Rather than let the dignified Gehrig try out in private, Mr. Walsh, disinclined to waste a chance for publicity, had him photographed in a leopard-patterned Tarzan costume, and handed out the pictures in hopes of creating a public groundswell for Gehrig to be granted the role. Gehrig gamely told reporters, “I guess the public’s entitled to a look at my body.” Asked which Hollywood vamp he might want as “Jane,” the upright Gehrig intoned, “I could act much better with my wife in my arms.”

Poignantly in retrospect, the result was farce. Tarzan’s creator, Edgar Rice Burroughs, acidly told Gehrig by telegram that after seeing him in his ape-man costume, “I want to congratulate you on being a swell first baseman.”

After deciding that Gehrig’s massive legs were “more functional than decorative,” Mr. Lesser ruled him out as Tarzan, but he booked him to star in a quickie second-tier Twentieth Century-Fox Western called “Rawhide,” playing himself as a dude rancher in the imaginary town of Rawhide, Mont.; in one saloon brawl scene, he throws billiard balls at bandits.

A year after the movie’s release in 1938, Gehrig was found to have amyotrophic lateral sclerosis. Two years after that, he was dead at 37.

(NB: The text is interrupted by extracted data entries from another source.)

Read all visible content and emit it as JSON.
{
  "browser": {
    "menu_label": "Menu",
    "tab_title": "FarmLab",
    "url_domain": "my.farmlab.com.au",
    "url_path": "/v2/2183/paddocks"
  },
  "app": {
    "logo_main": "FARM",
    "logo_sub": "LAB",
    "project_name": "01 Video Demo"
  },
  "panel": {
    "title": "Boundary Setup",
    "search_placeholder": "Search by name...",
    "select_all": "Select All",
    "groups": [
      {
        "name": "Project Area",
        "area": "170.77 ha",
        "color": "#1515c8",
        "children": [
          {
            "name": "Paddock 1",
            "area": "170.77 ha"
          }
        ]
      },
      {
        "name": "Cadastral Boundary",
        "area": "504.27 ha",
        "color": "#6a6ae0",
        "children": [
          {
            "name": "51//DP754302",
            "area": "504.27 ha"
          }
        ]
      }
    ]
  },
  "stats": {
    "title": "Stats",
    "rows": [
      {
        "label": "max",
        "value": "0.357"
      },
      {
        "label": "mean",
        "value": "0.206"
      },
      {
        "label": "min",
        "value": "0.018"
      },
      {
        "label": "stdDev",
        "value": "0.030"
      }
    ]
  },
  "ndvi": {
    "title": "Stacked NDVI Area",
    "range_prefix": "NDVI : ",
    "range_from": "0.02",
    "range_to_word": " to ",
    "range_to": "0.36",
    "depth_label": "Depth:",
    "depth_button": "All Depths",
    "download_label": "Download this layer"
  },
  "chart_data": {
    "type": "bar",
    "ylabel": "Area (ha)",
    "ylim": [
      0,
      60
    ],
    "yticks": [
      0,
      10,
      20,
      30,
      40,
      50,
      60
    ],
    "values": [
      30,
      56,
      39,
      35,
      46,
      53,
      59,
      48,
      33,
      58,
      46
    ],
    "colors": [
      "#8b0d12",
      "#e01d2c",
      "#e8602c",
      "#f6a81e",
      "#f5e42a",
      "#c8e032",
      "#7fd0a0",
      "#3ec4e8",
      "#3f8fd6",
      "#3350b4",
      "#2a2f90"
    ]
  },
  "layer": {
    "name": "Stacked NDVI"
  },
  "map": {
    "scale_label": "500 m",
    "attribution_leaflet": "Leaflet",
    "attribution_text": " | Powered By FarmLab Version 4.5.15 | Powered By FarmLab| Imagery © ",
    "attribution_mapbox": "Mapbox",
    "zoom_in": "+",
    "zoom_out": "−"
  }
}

Looking today at this portrait of Gehrig as Tarzan cannot evoke the derisive laughter it did from many newspaper readers when it was published in 1936. Instead you think of the musculature that was destroyed by a vicious disease for which there is still no cure.

Thirteen months after his death, Samuel Goldwyn Productions released the biopic “Pride of the Yankees” — starring Gary Cooper and Babe Ruth playing himself — which culminates with the emotional scene of Cooper as Gehrig bravely pronouncing himself (minus Gehrig’s New York accent but with a spot-on rendering of the stadium’s acoustical echo chamber) “the luckiest man.”

There remains no more heartwarming film about baseball, and it was nominated for 11 Academy Awards. So in the end, Lou Gehrig finally achieved the success he once yearned for in Hollywood.